How can i get only one solution from filter map?

Question

(filter-map (lambda (x y) (and (eq? x z)   y) ) list1 list2 ) 

in scheme, i have two list list1 and list2, if any element of list1 equal to z, i want to return corresponding to list2 element. i know only one element on list1 equal to z.

My code is working but i get a result such that '(bla) but i want to only a result such that bla how can i remove this parentheses?

Answer 1

You can use car to retrieve the first element in the output list, but I don't think filter-map is the best option here - after all you're not interested in the list of results returned by filter-map, only in a single element - and this is unavoidable, a list will be returned even if it's empty. Basically, you need to look for a value in an association list. Try this instead:

(cdr (assq 'z (map cons list1 list2)))
=> 'bla

Explanation:

• (map cons list1 list2) builds an association list, where the elements in list1 are the keys and the elements in list2 are the values
• assq looks for the key-value pair that has 'z as its key (using eq? for the comparisons), and returns that pair
• cdr returns the value part of that pair

Alternatively, you can check if your interpreter has a hash table implementation available (useful if you have to efficiently perform more than one search), for instance in Racket:

(hash-ref (make-hasheq (map cons list1 list2)) 'z)
=> 'bla

Explanation:

• (map cons list1 list2) builds an association list, where the elements in list1 are the keys and the elements in list2 are the values
• make-hasheq creates a new hash table using the association list, and uses eq? when finding a value given the key
• hash-ref returns the value corresponding to the key 'z

Be aware that both of the above options will raise an error when we attempt to obtain the value if the key wasn't present in list1, you have to decide how to handle this case if the need arises; for example we can return #f:

(let ((pair (assq 'z (map cons list1 list2))))
  (and pair (cdr pair)))

(hash-ref (make-hasheq (map cons list1 list2)) 'z
          (const #f))

Answer 2

The naive approach would be to call car on the result, since car returns the first element of a list. But that would cause an error if no element matches - your function would return an empty list, and car will fail.
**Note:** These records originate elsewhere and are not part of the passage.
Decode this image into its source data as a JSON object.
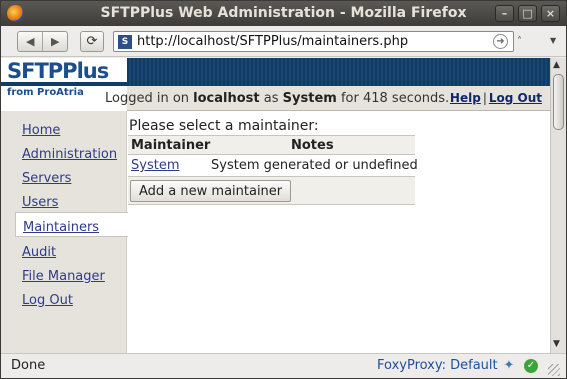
{
  "window": {
    "title": "SFTPPlus Web Administration - Mozilla Firefox",
    "controls": [
      "minimize",
      "maximize",
      "close"
    ]
  },
  "toolbar": {
    "back_icon": "back-arrow-icon",
    "forward_icon": "forward-arrow-icon",
    "reload_icon": "reload-icon",
    "url": "http://localhost/SFTPPlus/maintainers.php"
  },
  "header": {
    "logo_main": "SFTPPlus",
    "logo_sub": "from ProAtria",
    "login_prefix": "Logged in on",
    "host": "localhost",
    "as_word": "as",
    "user": "System",
    "duration": "for 418 seconds.",
    "help_link": "Help",
    "separator": "|",
    "logout_link": "Log Out"
  },
  "sidebar": {
    "items": [
      {
        "label": "Home"
      },
      {
        "label": "Administration"
      },
      {
        "label": "Servers"
      },
      {
        "label": "Users"
      },
      {
        "label": "Maintainers",
        "active": true
      },
      {
        "label": "Audit"
      },
      {
        "label": "File Manager"
      },
      {
        "label": "Log Out"
      }
    ]
  },
  "main": {
    "title": "Please select a maintainer:",
    "columns": [
      "Maintainer",
      "Notes"
    ],
    "rows": [
      {
        "maintainer": "System",
        "notes": "System generated or undefined"
      }
    ],
    "add_button": "Add a new maintainer"
  },
  "statusbar": {
    "status": "Done",
    "proxy": "FoxyProxy: Default"
  },
  "colors": {
    "banner": "#0f3b67",
    "link": "#2f3b8a",
    "sidebar_bg": "#e6e3dc"
  }
}
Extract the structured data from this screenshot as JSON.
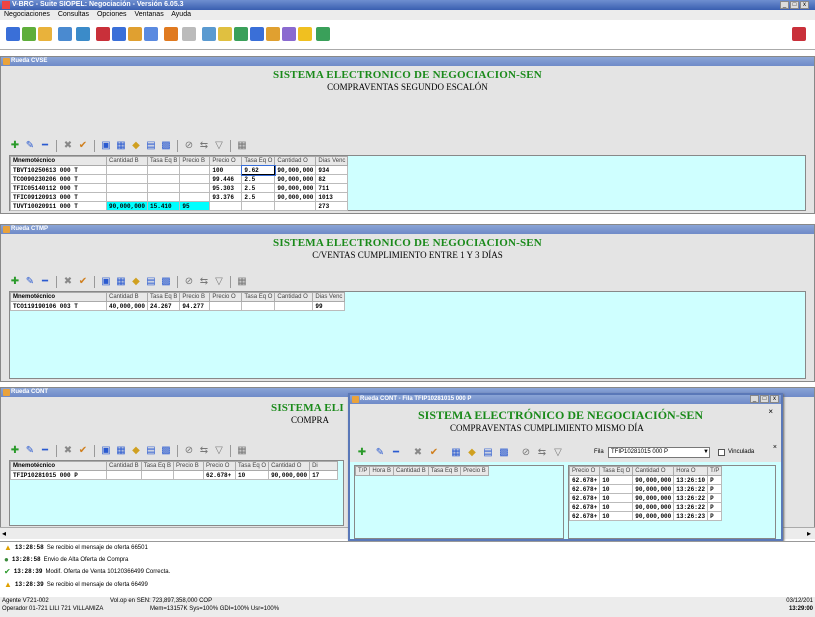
{
  "app": {
    "title": "V-BRC - Suite SIOPEL: Negociación - Versión 6.05.3"
  },
  "menu": [
    "Negociaciones",
    "Consultas",
    "Opciones",
    "Ventanas",
    "Ayuda"
  ],
  "panels": [
    {
      "title": "Rueda CVSE",
      "banner1": "SISTEMA ELECTRONICO DE NEGOCIACION-SEN",
      "banner2": "COMPRAVENTAS SEGUNDO ESCALÓN",
      "headers": [
        "Mnemotécnico",
        "Cantidad B",
        "Tasa Eq B",
        "Precio B",
        "Precio O",
        "Tasa Eq O",
        "Cantidad O",
        "Dias Venc"
      ],
      "rows": [
        [
          "TBVT10250613 000 T",
          "",
          "",
          "",
          "100",
          "9.62",
          "90,000,000",
          "934"
        ],
        [
          "TCO090230206 000 T",
          "",
          "",
          "",
          "99.446",
          "2.5",
          "90,000,000",
          "82"
        ],
        [
          "TFIC05140112 000 T",
          "",
          "",
          "",
          "95.303",
          "2.5",
          "90,000,000",
          "711"
        ],
        [
          "TFIC09120913 000 T",
          "",
          "",
          "",
          "93.376",
          "2.5",
          "90,000,000",
          "1013"
        ],
        [
          "TUVT10020911 000 T",
          "90,000,000",
          "15.410",
          "95",
          "",
          "",
          "",
          "273"
        ]
      ]
    },
    {
      "title": "Rueda CTMP",
      "banner1": "SISTEMA ELECTRONICO DE NEGOCIACION-SEN",
      "banner2": "C/VENTAS CUMPLIMIENTO ENTRE 1 Y 3 DÍAS",
      "headers": [
        "Mnemotécnico",
        "Cantidad B",
        "Tasa Eq B",
        "Precio B",
        "Precio O",
        "Tasa Eq O",
        "Cantidad O",
        "Dias Venc"
      ],
      "rows": [
        [
          "TCO119190106 003 T",
          "40,000,000",
          "24.267",
          "94.277",
          "",
          "",
          "",
          "99"
        ]
      ]
    },
    {
      "title": "Rueda CONT",
      "banner1": "SISTEMA ELI",
      "banner2": "COMPRA",
      "headers": [
        "Mnemotécnico",
        "Cantidad B",
        "Tasa Eq B",
        "Precio B",
        "Precio O",
        "Tasa Eq O",
        "Cantidad O",
        "Di"
      ],
      "rows": [
        [
          "TFIP10281015 000 P",
          "",
          "",
          "",
          "62.678+",
          "10",
          "90,000,000",
          "17"
        ]
      ]
    }
  ],
  "float": {
    "title": "Rueda CONT - Fila TFIP10281015 000 P",
    "banner1": "SISTEMA ELECTRÓNICO DE NEGOCIACIÓN-SEN",
    "banner2": "COMPRAVENTAS CUMPLIMIENTO MISMO DÍA",
    "fila_label": "Fila",
    "fila_value": "TFIP10281015 000 P",
    "vinculada": "Vinculada",
    "left_headers": [
      "T/P",
      "Hora B",
      "Cantidad B",
      "Tasa Eq B",
      "Precio B"
    ],
    "right_headers": [
      "Precio O",
      "Tasa Eq O",
      "Cantidad O",
      "Hora O",
      "T/P"
    ],
    "rows": [
      [
        "62.678+",
        "10",
        "90,000,000",
        "13:26:10",
        "P"
      ],
      [
        "62.678+",
        "10",
        "90,000,000",
        "13:26:22",
        "P"
      ],
      [
        "62.678+",
        "10",
        "90,000,000",
        "13:26:22",
        "P"
      ],
      [
        "62.678+",
        "10",
        "90,000,000",
        "13:26:22",
        "P"
      ],
      [
        "62.678+",
        "10",
        "90,000,000",
        "13:26:23",
        "P"
      ]
    ]
  },
  "messages": [
    {
      "time": "13:28:58",
      "text": "Se recibio el mensaje de oferta 66501",
      "icon": "warning-icon"
    },
    {
      "time": "13:28:58",
      "text": "Envio de Alta Oferta de Compra",
      "icon": "send-icon"
    },
    {
      "time": "13:28:39",
      "text": "Modif. Oferta de Venta 10120366499 Correcta.",
      "icon": "check-icon"
    },
    {
      "time": "13:28:39",
      "text": "Se recibio el mensaje de oferta 66499",
      "icon": "warning-icon"
    }
  ],
  "footer": {
    "agent": "Agente V721-002",
    "operator": "Operador 01-721 LILI 721 VILLAMIZA",
    "vol": "Vol.op en SEN: 723,897,358,000 COP",
    "mem": "Mem=13157K Sys=100% GDI=100% Usr=100%",
    "date": "03/12/201",
    "clock": "13:29:00"
  }
}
Some languages (i.e. Haskell) implement an option type. An option type is either empty or contains exactly one value. It's somewhat analogue to a list that can contains no more than one value. You can implement one for scheme and use it as the return type.

An alternative approach is to return the lists' first element, or #f (false) if no result was found. This approach is based on the fact that Scheme is a dynamic language.

Answer 3

While filter-map is nice and functional, an iterative answer might be the more straightforward (read: intelligible) way to approach this.

#lang racket
(define list1 '(a b z d))
(define list1a '(a b c d)) ; doesn't have 'z in it
(define list2 '(1 2 3 4))
(define (find-matching-pair lst1 lst2)
  (let loop ((l1 lst1)
             (l2 lst2))
    (cond ((null? l1) #f) ; didn't find it
          ((eqv? (car l1) 'z) (car l2)) ; this ASSUMES l2 is not shorter than l1
          (else (loop (cdr l1) (cdr l2))))))
(find-matching-pair list1 list2) ; => 3
(find-matching-pair list1a list2) ; => #f